Kaleci yanında transfer edilen iki yabancı ve Türk oyuncular da F.Bahçe'de oynayacak kapasitede değil. Kime danışılıyor, hangi bilgiyle alıyorlarsa bu futbolcuları, anlamak mümkün değil. Şimdi de ağlıyorlar.
F.Bahçe'ye kaleci lazım. Dersen ki, idare edebilirim, idare edersin, ama kötü goller yediğinde ağlamayacaksın. İleride iyi olabilir, inşallah da olur. Bunu seyirci kaldırabilir mi, sorun orada.
Sen 2 tane enayi transferle ‘‘Şampiyonluğa oynayacağım’’ diyorsun, böyle bir komedi yok. Sonra bakıyorsun, bu futbolcular takımda oynayacak düzeyde değil. Geri de dönemiyorsun. Aslında geri dönmek de erdem, ama sen dönmek bir yana onları müdafa ediyorsun, sonra bu hallere düşüyorsun. F.Bahçe'ye gelen standart oyuncular bu formanın büyüklüğüyle kendilerini olağanüstü görüp, öyle oynamaya çalışıyorlar.
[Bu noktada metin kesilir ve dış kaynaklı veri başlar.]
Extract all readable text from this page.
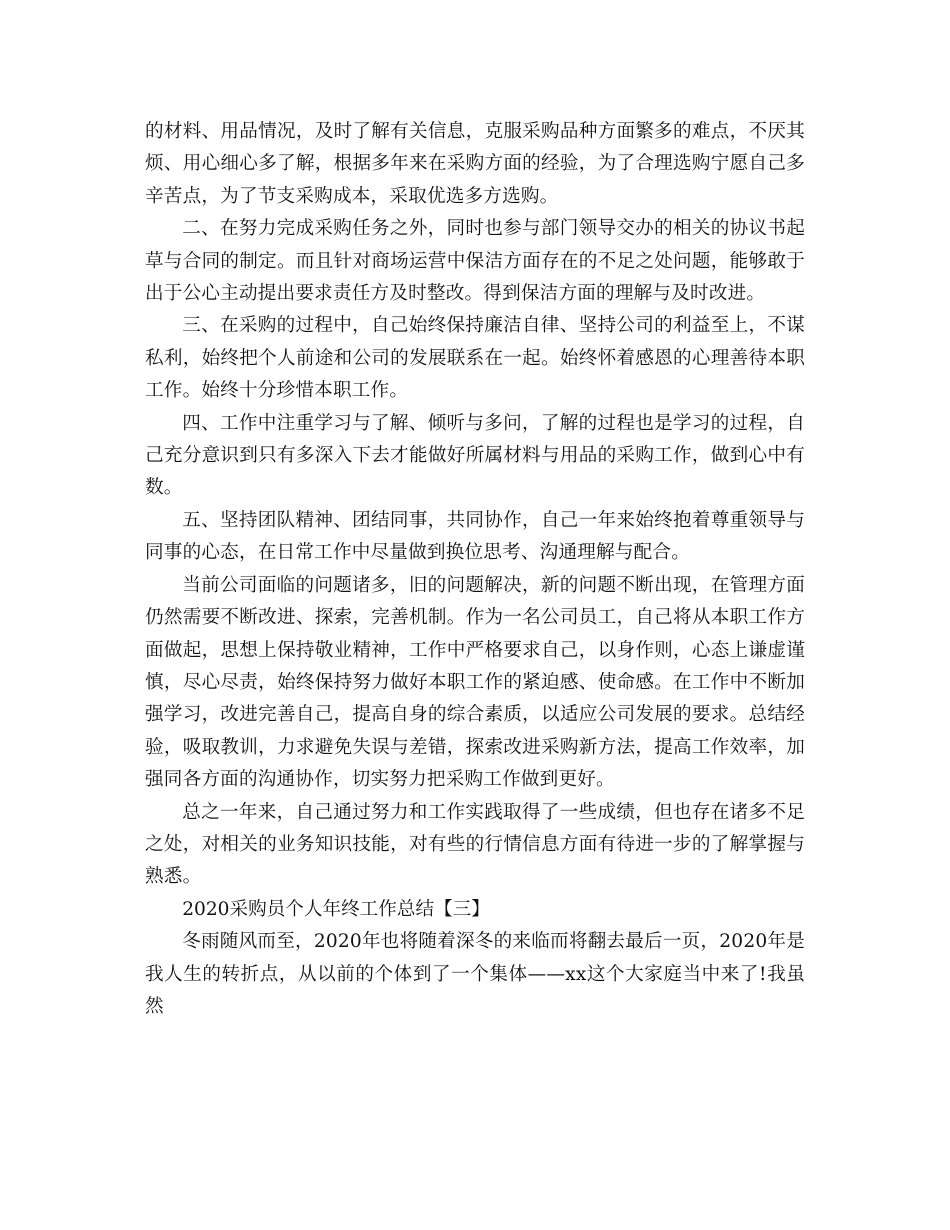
的材料、用品情况，及时了解有关信息，克服采购品种方面繁多的难点，不厌其烦、用心细心多了解，根据多年来在采购方面的经验，为了合理选购宁愿自己多辛苦点，为了节支采购成本，采取优选多方选购。

二、在努力完成采购任务之外，同时也参与部门领导交办的相关的协议书起草与合同的制定。而且针对商场运营中保洁方面存在的不足之处问题，能够敢于出于公心主动提出要求责任方及时整改。得到保洁方面的理解与及时改进。

三、在采购的过程中，自己始终保持廉洁自律、坚持公司的利益至上，不谋私利，始终把个人前途和公司的发展联系在一起。始终怀着感恩的心理善待本职工作。始终十分珍惜本职工作。

四、工作中注重学习与了解、倾听与多问，了解的过程也是学习的过程，自己充分意识到只有多深入下去才能做好所属材料与用品的采购工作，做到心中有数。

五、坚持团队精神、团结同事，共同协作，自己一年来始终抱着尊重领导与同事的心态，在日常工作中尽量做到换位思考、沟通理解与配合。

当前公司面临的问题诸多，旧的问题解决，新的问题不断出现，在管理方面仍然需要不断改进、探索，完善机制。作为一名公司员工，自己将从本职工作方面做起，思想上保持敬业精神，工作中严格要求自己，以身作则，心态上谦虚谨慎，尽心尽责，始终保持努力做好本职工作的紧迫感、使命感。在工作中不断加强学习，改进完善自己，提高自身的综合素质，以适应公司发展的要求。总结经验，吸取教训，力求避免失误与差错，探索改进采购新方法，提高工作效率，加强同各方面的沟通协作，切实努力把采购工作做到更好。

总之一年来，自己通过努力和工作实践取得了一些成绩，但也存在诸多不足之处，对相关的业务知识技能，对有些的行情信息方面有待进一步的了解掌握与熟悉。

2020采购员个人年终工作总结【三】

冬雨随风而至，2020年也将随着深冬的来临而将翻去最后一页，2020年是我人生的转折点，从以前的个体到了一个集体——xx这个大家庭当中来了!我虽然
Bu da iki misli kötü oluyor. Yapılacak bir iş var, transfer.
Sorular ve sorunlar
2 yabancı alınacak diyorlar. Kim seçecek bunları, Daum mu? Ben bile Daum'un seçtiğinden şüpheliyim. Bir kaleci seçti ki, faciaydı. Şimdi nasıl oyuncular alınacak? Ucuz mu tercih edilecek, takımı ileriye götürecekler mi? Sorunlardan ilki bu. Bunları kim seçecek, kim tavsiye edecek, bu da ikinci sorun. Başkan kimleri dinleyip, kimleri alacak bu üçüncüsü.
6 senedir bu kadar iyi işler yapan, F.Bahçe'nin geleceğini yükseklere taşımayı hedefleyen başkan ve yönetim, bu transferlerle hedef tahtası haline geliyor, yine de aynı hataya devam ediyor. İşin garip olan tarafı da bu. Biz nerede yanlış yapıyoruz diyemiyorlar. Bak bunlara danıştık da bugüne kadar bu hale düştük diye düşünmek, akıllarına gelmiyor. Bir hata yaparsınız, ikincisini, üçüncüsünü yaparsınız. Sonra ‘‘Ben ne yapıyorum?'' dersiniz. Ancak aynı hatayı 4, 5, 6 kere yaparsanız, bu artık hata olmaktan çıkar, resmen aptallık olur. Yine bir sürü bir şey bilmeyen adama danışıp, futbolcular alacaklar, Allah sonlarını hayır etsin.
Samsun'da neden koşmadınız?
* Fenerbahçe-Beşiktaş derbisinin sonucunun yansıması nasıl olacak?
Beraberlikten Beşiktaş memnun, liderliği ve puan farkını koruyor. G.Saray, Trabzon berabere kalmıştı, F.Bahçe ile de kendi oynadı ve berabere kaldı. Yarıştaki herkes puan kaybetti. Beşiktaş istediği sonucu almış gibi. Ancak bu skor F.Bahçe için sorun. Kazanmak üzere olduğu maçı berabere bitirdiği için üzülüyor. Esasında üzülmemesi lazım, asıl Samsunspor maçına üzülmeli. Üzünülecek maç oydu.
Beşiktaş ile F.Bahçe maçları, ikisinden biri ne kadar kötü olursa olsun, diğer maçlarla kıyaslanmayacak bir mücadele ve sonuç ortaya çıkarır. Bunu bakanından milletvekiline, sokaktaki çocuğa herkes biliyor. Samsunspor maçı 10 puanlık maçtı. Ama F.Bahçe, Samsun'a 3-0'lık skorla öyle yenildi ki, herşeyin üstüne rakip bir de şov yaptı. Madem Beşiktaş maçında bu kadar çok koşuyorsun, Samsun maçında da koş. Niye koşmadınız? Koşsanız, F.Bahçe böyle kötü durumlara da düşmez.